16. Selon le deuxième, est navigant professionnel de l'aéronautique civile toute personne exerçant de façon habituelle et principale, pour son propre compte ou pour le compte d'autrui, dans un but lucratif ou contre rémunération, l'une des fonctions suivantes :
1° Commandement et conduite des aéronefs
(...)
17. Selon le troisième, nul ne peut faire partie du personnel navigant professionnel de l'aéronautique civile s'il n'est :
1° Titulaire d'un titre aéronautique en état de validité
(...)
18. Selon le quatrième, les titres aéronautiques désignés sous l'appellation de brevets, licences ou certificats attestent l'acquisition de connaissances générales théoriques et pratiques et ouvrent à leurs titulaires le droit de remplir les fonctions correspondantes, sous réserve, le cas échéant (...) de l'aptitude médicale requise correspondante.
19. Il résulte du cinquième que l'inaptitude permanente reconnue par le CMAC permet la liquidation anticipée des droits à pension CRPNAC.
20. Il résulte de ces dispositions que si la décision du CMAC, reconnaissant inapte permanent le personnel navigant professionnel civil salarié, met fin à l'exercice de l'activité de navigant et fixe la date d'effet du droit à pension, les sommes versées au personnel navigant au titre de la rémunération jusqu'à la rupture ou la modification du contrat de travail restent soumises à cotisations auprès de la CRPNAC.
21. Pour débouter le salarié de sa demande de paiement de dommages-intérêts en raison du préjudice subi par l'absence de cotisation de l'employeur au régime de retraite complémentaire du personnel navigant professionnel civil, l'arrêt retient que l'intéressé ayant été déclaré inapte par le Conseil médical de l'aéronautique civile le 20 février 2013, il ne faisait plus partie à compter de cette date du personnel navigant et qu'il s'ensuit que son employeur n'avait plus l'obligation de cotiser à la CRPNAC à compter de cette date.
22. En statuant ainsi, la cour d'appel a violé les textes susvisés.

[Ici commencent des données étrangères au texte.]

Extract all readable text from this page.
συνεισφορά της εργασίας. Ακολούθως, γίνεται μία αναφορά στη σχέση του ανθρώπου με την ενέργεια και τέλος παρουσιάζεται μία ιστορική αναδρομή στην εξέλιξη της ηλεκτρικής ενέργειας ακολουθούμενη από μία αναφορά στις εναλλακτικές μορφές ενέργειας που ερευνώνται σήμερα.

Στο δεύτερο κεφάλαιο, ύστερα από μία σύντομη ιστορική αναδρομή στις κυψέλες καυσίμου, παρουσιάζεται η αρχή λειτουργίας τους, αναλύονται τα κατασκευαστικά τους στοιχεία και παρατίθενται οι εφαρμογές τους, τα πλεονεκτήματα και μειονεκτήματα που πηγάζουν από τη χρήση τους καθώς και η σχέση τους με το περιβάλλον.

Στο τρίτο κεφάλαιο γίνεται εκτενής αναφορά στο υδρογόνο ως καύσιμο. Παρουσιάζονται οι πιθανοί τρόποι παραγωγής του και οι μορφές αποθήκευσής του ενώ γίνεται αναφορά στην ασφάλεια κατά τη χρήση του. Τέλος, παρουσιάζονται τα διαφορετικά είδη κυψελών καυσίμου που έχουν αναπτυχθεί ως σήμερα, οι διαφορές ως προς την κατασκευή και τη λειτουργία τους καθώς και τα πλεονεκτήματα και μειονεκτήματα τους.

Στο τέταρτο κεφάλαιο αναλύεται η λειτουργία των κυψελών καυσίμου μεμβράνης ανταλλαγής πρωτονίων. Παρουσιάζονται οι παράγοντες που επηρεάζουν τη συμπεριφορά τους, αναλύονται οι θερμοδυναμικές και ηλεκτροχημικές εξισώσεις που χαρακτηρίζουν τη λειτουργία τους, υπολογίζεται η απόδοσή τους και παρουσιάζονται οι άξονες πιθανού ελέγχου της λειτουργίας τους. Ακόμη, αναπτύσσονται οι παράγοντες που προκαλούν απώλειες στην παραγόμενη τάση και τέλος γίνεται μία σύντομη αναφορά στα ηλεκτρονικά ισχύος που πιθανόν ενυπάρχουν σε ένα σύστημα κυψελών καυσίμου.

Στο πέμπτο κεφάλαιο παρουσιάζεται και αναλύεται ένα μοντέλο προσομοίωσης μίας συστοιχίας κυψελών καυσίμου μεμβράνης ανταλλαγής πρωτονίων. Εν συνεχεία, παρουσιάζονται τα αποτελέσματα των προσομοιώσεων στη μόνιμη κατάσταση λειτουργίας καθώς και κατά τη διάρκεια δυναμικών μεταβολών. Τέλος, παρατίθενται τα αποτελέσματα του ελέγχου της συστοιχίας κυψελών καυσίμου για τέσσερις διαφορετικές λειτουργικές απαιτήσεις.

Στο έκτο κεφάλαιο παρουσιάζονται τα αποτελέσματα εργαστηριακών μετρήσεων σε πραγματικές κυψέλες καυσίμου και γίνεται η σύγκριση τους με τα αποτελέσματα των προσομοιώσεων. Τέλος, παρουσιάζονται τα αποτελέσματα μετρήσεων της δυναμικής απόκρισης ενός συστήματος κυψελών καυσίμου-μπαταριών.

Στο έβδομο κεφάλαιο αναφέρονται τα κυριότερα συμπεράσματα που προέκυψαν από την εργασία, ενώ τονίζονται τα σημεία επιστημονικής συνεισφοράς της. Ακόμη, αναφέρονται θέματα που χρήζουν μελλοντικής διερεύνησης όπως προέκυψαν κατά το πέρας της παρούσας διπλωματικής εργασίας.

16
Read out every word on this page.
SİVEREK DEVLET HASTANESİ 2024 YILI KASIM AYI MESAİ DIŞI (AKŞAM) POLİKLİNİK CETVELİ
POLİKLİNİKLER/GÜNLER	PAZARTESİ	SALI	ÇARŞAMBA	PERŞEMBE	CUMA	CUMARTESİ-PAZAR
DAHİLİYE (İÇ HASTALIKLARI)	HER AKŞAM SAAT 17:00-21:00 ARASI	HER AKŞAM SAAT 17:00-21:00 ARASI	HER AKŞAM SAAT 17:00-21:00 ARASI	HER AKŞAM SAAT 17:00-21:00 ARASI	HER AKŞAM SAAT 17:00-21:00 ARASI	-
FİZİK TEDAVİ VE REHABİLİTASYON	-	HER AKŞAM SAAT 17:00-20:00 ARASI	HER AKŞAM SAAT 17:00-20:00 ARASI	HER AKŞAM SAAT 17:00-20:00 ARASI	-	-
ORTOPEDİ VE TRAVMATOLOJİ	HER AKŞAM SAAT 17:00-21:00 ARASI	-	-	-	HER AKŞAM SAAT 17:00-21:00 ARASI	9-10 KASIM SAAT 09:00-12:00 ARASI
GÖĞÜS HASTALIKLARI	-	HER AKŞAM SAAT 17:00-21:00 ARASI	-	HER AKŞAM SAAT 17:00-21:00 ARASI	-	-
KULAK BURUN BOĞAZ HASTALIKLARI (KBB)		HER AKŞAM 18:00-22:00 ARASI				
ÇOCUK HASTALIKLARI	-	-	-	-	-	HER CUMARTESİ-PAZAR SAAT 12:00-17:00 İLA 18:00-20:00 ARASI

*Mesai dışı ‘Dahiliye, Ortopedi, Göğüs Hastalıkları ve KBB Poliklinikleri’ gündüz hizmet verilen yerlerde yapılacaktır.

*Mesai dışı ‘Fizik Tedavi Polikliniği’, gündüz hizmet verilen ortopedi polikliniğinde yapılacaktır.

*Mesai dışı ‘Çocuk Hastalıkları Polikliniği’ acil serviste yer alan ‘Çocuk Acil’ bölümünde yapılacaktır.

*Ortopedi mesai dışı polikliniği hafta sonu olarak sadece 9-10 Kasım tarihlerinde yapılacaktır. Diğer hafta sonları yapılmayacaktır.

Portée et conséquences de la cassation
23. La cassation des chefs de dispositif visés par les premier et troisième moyens n'emporte pas celle des chefs de dispositif de l'arrêt condamnant l'employeur aux dépens ainsi qu'au paiement d'une somme en application de l'article 700 du code de procédure civile, justifiés par d'autres condamnations prononcées à l'encontre de celui-ci.
24. En application de l'article 624 du code de procédure civile, la cassation prononcée sur le troisième moyen entraîne la cassation, par voie de conséquence, du chef de dispositif condamnant l'employeur à payer au salarié des dommages-intérêts pour non-cotisation au régime AGIRC-ARRCO, qui s'y rattachent par un lien de dépendance nécessaire.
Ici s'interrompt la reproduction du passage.